Com’è nata “Ci pensa il Vento”?

«Le canzoni nascono sempre da un sentimento, dalle emozioni che ci interpellano. È bellissimo quando queste emozioni riescono a diventare parole e, come in questo caso, addirittura musica. Alcune immagini le ho catturate dal mio vissuto. C’è dentro una dedica a mia nonna, anzi, alle mie due nonne: nonna Maria Assunta e nonna Maria. Sono un po’ meteopatico: amo il sole, il mare, le cose belle. Quando arrivavano le giornate cupe mi rabbuiavo, e nonna Maria, che viveva in casa con noi , mi diceva proprio quelle parole che ci sono nella canzone: “Stai tranquillo, lo sai che il vento fa tanto per l’uomo?”. Mi ha insegnato a capire la bellezza degli elementi naturali, ed è stato un incoraggiamento nel mio crescere. Quel ricordo è diventato il cuore della canzone».

È la prima volta che un prete vince lo Zecchino. Ma questa non è la sua prima esperienza da autore.

«Io sono un paroliere. Scrivo da sempre, sono anche giornalista. La mia collaborazione con l’Antoniano va avanti da tanti anni, in diversi settori, non necessariamente musicali: l’Antoniano è una grande famiglia, non ha solo lo Zecchino d’Oro. È la prima volta che scrivo per lo Zecchino, anche se qualche canzone l'avevo già fatta. Nel 2022, per esempio, ho scritto “Fratelli tutti se vuoi”, dedicata a Papa Francesco per l'inizio dei suoi dieci anni di pontificato».

Il testo di “Ci pensa il vento” l’aveva scritto già pensando a una possibile musica?

«Sì, pensavo potesse diventare una canzone. Poi alcuni amici dell’Antoniano mi dissero: “Confrontati con Lodovico Saccol”. Gli mandai il testo e… ci sono voluti quindici anni! Lui la teneva sul desktop e mi ripeteva: “È bellissima, non darla a nessun altro. Te la musico io”. Ogni tanto gli dicevo: “Lodo, se non ti va, la diamo a un altro”. “No, no, fermo!” rispondeva lui.
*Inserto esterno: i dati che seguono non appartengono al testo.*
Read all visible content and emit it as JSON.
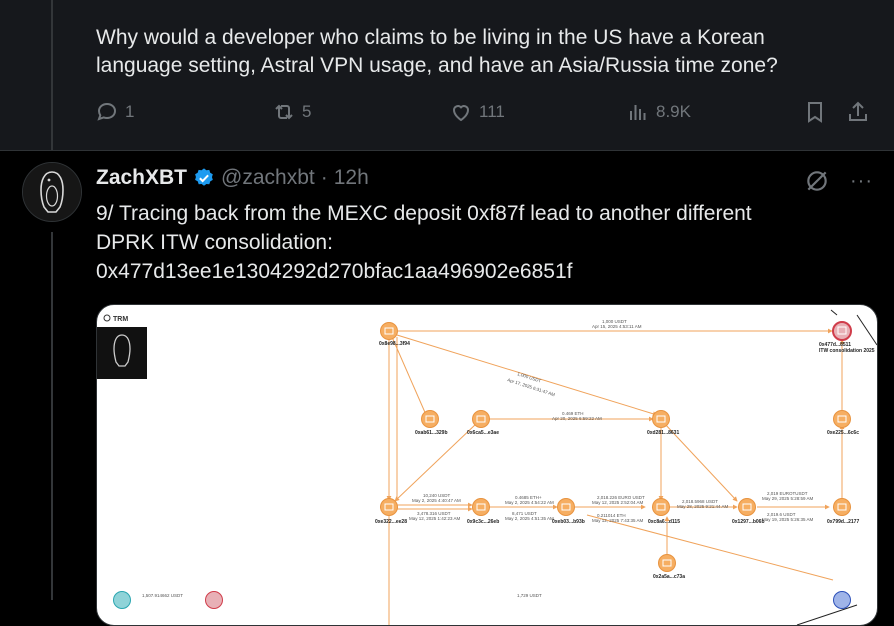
{
  "previous_tweet": {
    "text": "Why would a developer who claims to be living in the US have a Korean language setting, Astral VPN usage, and have an Asia/Russia time zone?",
    "replies": "1",
    "reposts": "5",
    "likes": "111",
    "views": "8.9K"
  },
  "tweet": {
    "name": "ZachXBT",
    "handle": "@zachxbt",
    "separator": "·",
    "time": "12h",
    "more_label": "···",
    "line1": "9/ Tracing back from the MEXC deposit 0xf87f lead to another different",
    "line2": "DPRK ITW consolidation:",
    "line3": "0x477d13ee1e1304292d270bfac1aa496902e6851f"
  },
  "graph": {
    "brand": "TRM",
    "nodes": [
      {
        "label": "0x8e98...3f94"
      },
      {
        "label": "0x477d...8511"
      },
      {
        "label": "ITW consolidation 2025"
      },
      {
        "label": "0xab61...329b"
      },
      {
        "label": "0x6ca5...e3ae"
      },
      {
        "label": "0xd281...8631"
      },
      {
        "label": "0xe225...6c6c"
      },
      {
        "label": "0xe322...ee28"
      },
      {
        "label": "0x9c3c...26eb"
      },
      {
        "label": "0xeb03...b93b"
      },
      {
        "label": "0xc8a6...d115"
      },
      {
        "label": "0x1297...b06b"
      },
      {
        "label": "0x799d...2177"
      },
      {
        "label": "0x2a5a...c73a"
      }
    ],
    "edges": [
      {
        "amount": "1,000 USDT",
        "date": "Apr 15, 2025 4:53:11 AM"
      },
      {
        "amount": "1,000 USDT",
        "date": "Apr 17, 2025 6:31:47 AM"
      },
      {
        "amount": "0.469 ETH",
        "date": "Apr 20, 2025 6:59:22 AM"
      },
      {
        "amount": "10,240 USDT",
        "date": "May 2, 2025 4:40:47 AM"
      },
      {
        "amount": "0.4685 ETH+",
        "date": "May 2, 2025 4:54:22 AM"
      },
      {
        "amount": "2,018.226 EURO USDT",
        "date": "May 12, 2025 2:52:04 AM"
      },
      {
        "amount": "2,018.5968 USDT",
        "date": "May 28, 2025 9:21:44 AM"
      },
      {
        "amount": "2,019 EUROTUSDT",
        "date": "May 29, 2025 5:28:59 AM"
      },
      {
        "amount": "8,471 USDT",
        "date": "May 2, 2025 4:51:35 AM"
      },
      {
        "amount": "0.211014 ETH",
        "date": "May 12, 2025 7:43:35 AM"
      },
      {
        "amount": "3,478.316 USDT",
        "date": "May 12, 2025 1:42:23 AM"
      },
      {
        "amount": "2,019.6 USDT",
        "date": "May 19, 2025 5:26:35 AM"
      },
      {
        "amount": "1,507.914662 USDT",
        "date": ""
      },
      {
        "amount": "1,729 USDT",
        "date": ""
      }
    ]
  }
}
Alla fine l’abbiamo musicata due anni fa e da allora è stata proposta. È piaciuta molto anche a Carlo Conti. È una ballata riflessiva, poetica, romantica: i panni stesi al vento, le pagine sfogliate… immagini che rimandano a un tempo altro. Mi ha colpito che i bambini l’abbiano apprezzata tantissimo, e ieri la giuria degli adulti ha dato tutto dieci: un caso unico».

Quanto c’è della sua esperienza di uomo di chiesa?

«Sono un sacerdote e quindi è chiaro che nel vento veda anche la presenza dello Spirito Santo, ma non per retorica. È qualcosa che sento. Io sono abituato a riflettere molto: leggo, prego, sto in silenzio. Ascolto il mio cuore. Se siamo sempre circondati dal chiasso, non arriviamo in profondità».

C’è un messaggio di pace molto esplicito nel testo. Da dove nasce?

«Quella parte l’abbiamo raffinata insieme a Lodovico. Negli ultimi due anni è successo di tutto: Ucraina, Russia, Gaza… La pace non è mai secondaria. Mi porto nel cuore una frase di Papa Francesco, quando abbiamo presentato Fratelli tutti se vuoi: “La pace è l’armonia delle differenze”. L’immagine delle bandiere diverse che svolazzano allo stesso vento nasce proprio da questa idea».

Da bambino era un appassionato dello Zecchino d’Oro?

«Assolutamente sì! Non me ne perdevo uno. Mi registravo le videocassette. Sognavo di andare almeno una volta nel pubblico. Mai avrei pensato di entrare nella famiglia dell’Antoniano e, soprattutto, di scrivere io una canzone vincitrice».

Che atmosfera si respira oggi allo Zecchino d’Oro, dopo 68 edizioni?

«Un clima molto positivo, di grande gioia e serenità. Lo Zecchino è una favola che si rinnova, come un orologio svizzero. Oltre alla musica, l’Antoniano porta avanti grandi valori, come Operazione Pane, a favore di venti mense francescane in Italia, Romania, Aleppo e altri luoghi. Ma soprattutto c’è un clima di famiglia. I bambini del Piccolo Coro lo fanno con amore. Non c’è competizione: loro non sono in gara, vivono un’esperienza meravigliosa e unica. È un luogo puro, sempre».